A Good Turn!
I've been a self-taught woodworker for about 35 years with a focus on bespoke furniture and the occasional stringed instrument. Wood-turning has come to me a little later and is always work in progress. I find crafting with the lathe fascinating, compelling and at times, addictive. There is always a new technique to adopt and develop.
I use almost exclusively locally- sourced timbers but rarely commercially produced or harvested materials. Interesting timbers include spalted grain from the partial decay of wood, also ripple. flame. or quilting: all of which can produce beautiful grain patterns. Turning stock is always close at hand and there's often a gem hiding somewhere within the log-stack or tree surgeons wagon.

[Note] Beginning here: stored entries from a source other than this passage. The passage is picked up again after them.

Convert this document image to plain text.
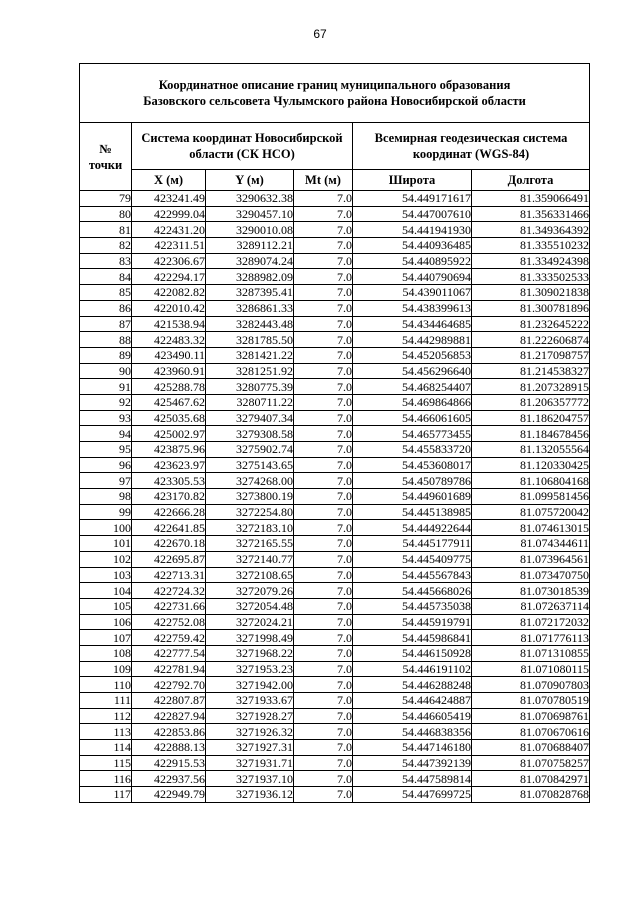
67
Координатное описание границ муниципального образования
Базовского сельсовета Чулымского района Новосибирской области					

№
точки	Система координат Новосибирской
области (СК НСО)			Всемирная геодезическая система
координат (WGS-84)	

	X (м)	Y (м)	Mt (м)	Широта	Долгота
79	423241.49	3290632.38	7.0	54.449171617	81.359066491
80	422999.04	3290457.10	7.0	54.447007610	81.356331466
81	422431.20	3290010.08	7.0	54.441941930	81.349364392
82	422311.51	3289112.21	7.0	54.440936485	81.335510232
83	422306.67	3289074.24	7.0	54.440895922	81.334924398
84	422294.17	3288982.09	7.0	54.440790694	81.333502533
85	422082.82	3287395.41	7.0	54.439011067	81.309021838
86	422010.42	3286861.33	7.0	54.438399613	81.300781896
87	421538.94	3282443.48	7.0	54.434464685	81.232645222
88	422483.32	3281785.50	7.0	54.442989881	81.222606874
89	423490.11	3281421.22	7.0	54.452056853	81.217098757
90	423960.91	3281251.92	7.0	54.456296640	81.214538327
91	425288.78	3280775.39	7.0	54.468254407	81.207328915
92	425467.62	3280711.22	7.0	54.469864866	81.206357772
93	425035.68	3279407.34	7.0	54.466061605	81.186204757
94	425002.97	3279308.58	7.0	54.465773455	81.184678456
95	423875.96	3275902.74	7.0	54.455833720	81.132055564
96	423623.97	3275143.65	7.0	54.453608017	81.120330425
97	423305.53	3274268.00	7.0	54.450789786	81.106804168
98	423170.82	3273800.19	7.0	54.449601689	81.099581456
99	422666.28	3272254.80	7.0	54.445138985	81.075720042
100	422641.85	3272183.10	7.0	54.444922644	81.074613015
101	422670.18	3272165.55	7.0	54.445177911	81.074344611
102	422695.87	3272140.77	7.0	54.445409775	81.073964561
103	422713.31	3272108.65	7.0	54.445567843	81.073470750
104	422724.32	3272079.26	7.0	54.445668026	81.073018539
105	422731.66	3272054.48	7.0	54.445735038	81.072637114
106	422752.08	3272024.21	7.0	54.445919791	81.072172032
107	422759.42	3271998.49	7.0	54.445986841	81.071776113
108	422777.54	3271968.22	7.0	54.446150928	81.071310855
109	422781.94	3271953.23	7.0	54.446191102	81.071080115
110	422792.70	3271942.00	7.0	54.446288248	81.070907803
111	422807.87	3271933.67	7.0	54.446424887	81.070780519
112	422827.94	3271928.27	7.0	54.446605419	81.070698761
113	422853.86	3271926.32	7.0	54.446838356	81.070670616
114	422888.13	3271927.31	7.0	54.447146180	81.070688407
115	422915.53	3271931.71	7.0	54.447392139	81.070758257
116	422937.56	3271937.10	7.0	54.447589814	81.070842971
117	422949.79	3271936.12	7.0	54.447699725	81.070828768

I cut and dry my own timber which can take a couple of years to process. However, wet unseasoned material is equally workable and can be turned thin, then rapidly dried to produce erratic shapes from warping, splitting and shrinkage. Occasionally I water colour and lacquer my work or hand carve the outer surfaces to provide texture. For more natural lustre I use Danish oil.
Recently I've focused more on non functional turned pieces (other than the occasional fruit bowl) hence when people ask me what they should put in the vessels, my advice is always the same. Nothing. Instead, appreciate each unique piece in isolation, turn it over in your hands, appreciate its shape, form, texture, and features. Enjoy the wood as it matures with age.